I tyle. Bez żadnego podpisu ani nic. No i właśnie mam problema, bo nie wiem, czy iść. Ten list jest w sumie napisany tak jakoś dziwnie, tak, że nie podejrzewam żadnego z kolesi w Hogwarcie. Na wszelki wypadek pokazałem go Hermionie.
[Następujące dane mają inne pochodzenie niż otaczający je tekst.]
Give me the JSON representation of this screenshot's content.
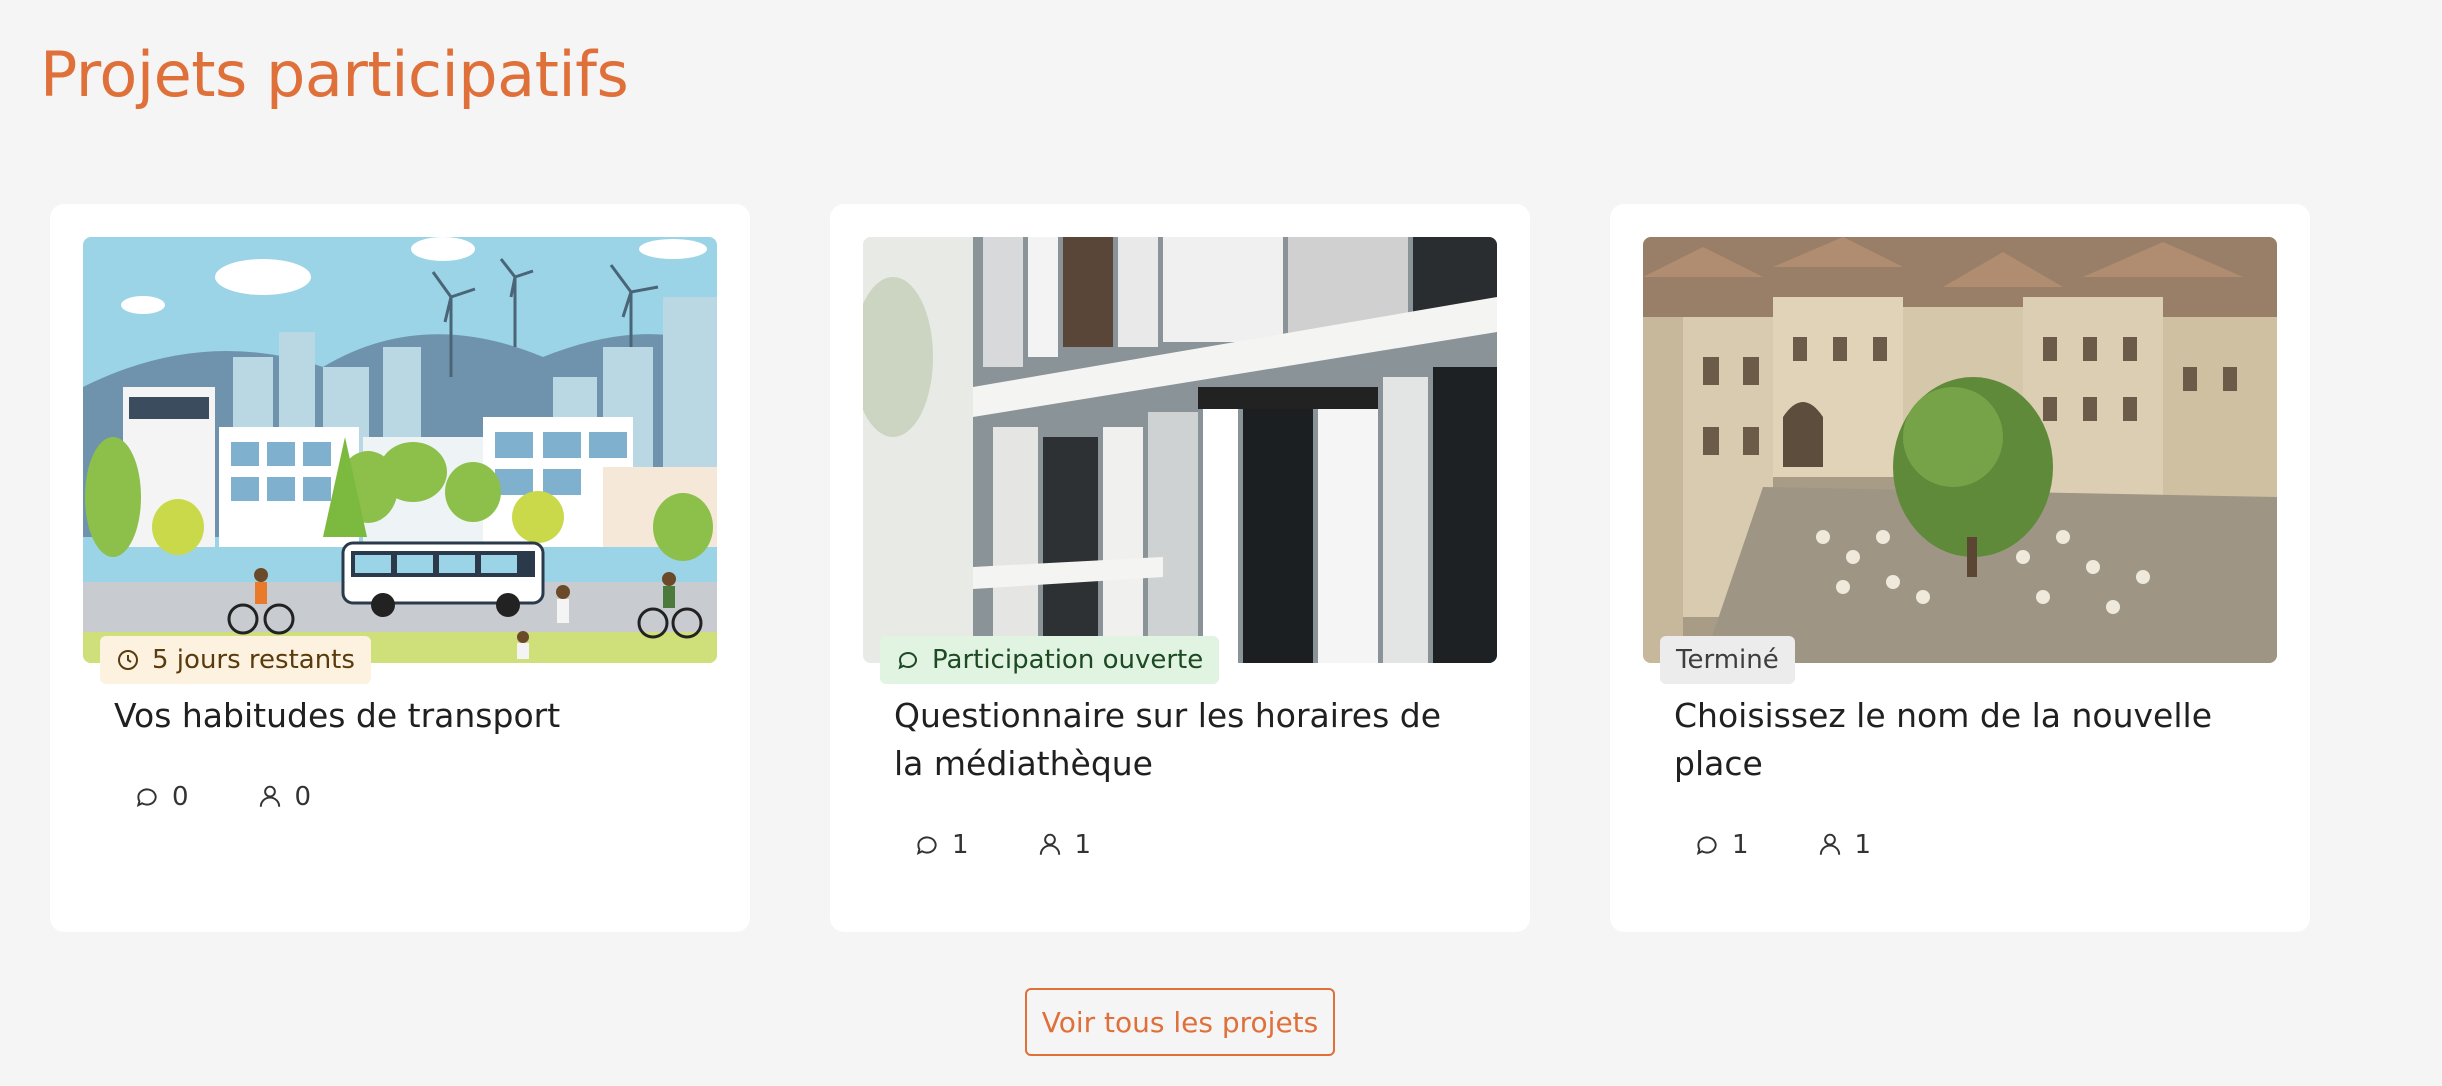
{
  "header": {
    "title": "Projets participatifs"
  },
  "colors": {
    "accent": "#e0703a",
    "badge_warn_bg": "#fdf2df",
    "badge_open_bg": "#e1f4e1",
    "badge_done_bg": "#ececec"
  },
  "projects": [
    {
      "title": "Vos habitudes de transport",
      "badge": {
        "label": "5 jours restants",
        "icon": "clock-icon"
      },
      "comments": "0",
      "participants": "0"
    },
    {
      "title": "Questionnaire sur les horaires de la médiathèque",
      "badge": {
        "label": "Participation ouverte",
        "icon": "speech-bubble-icon"
      },
      "comments": "1",
      "participants": "1"
    },
    {
      "title": "Choisissez le nom de la nouvelle place",
      "badge": {
        "label": "Terminé",
        "icon": ""
      },
      "comments": "1",
      "participants": "1"
    }
  ],
  "footer": {
    "view_all_label": "Voir tous les projets"
  }
}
W sumie tyle czasu udawaliśmy parę, że teraz chociaż mogłaby być wobec mnie choć trochę lojalna i może mi pomoże.
- Draco, ja... właściwie sama nie wiem, jaką dać ci radę - oj, jak już Hermiona była zdezorientowana, to było w tym liście coś podejrzanego.
- Ale po prostu mi powiedz: mam iść, czy nie? - No... taką radę to mogłaby mi dać.
- Sama nie wiem, to mi pachnie czarną magią. Może lepiej idź do Dumbledore'a, on na pewno pomoże ci podjąć słuszną decyzję - hahaha, ale wymyśliła.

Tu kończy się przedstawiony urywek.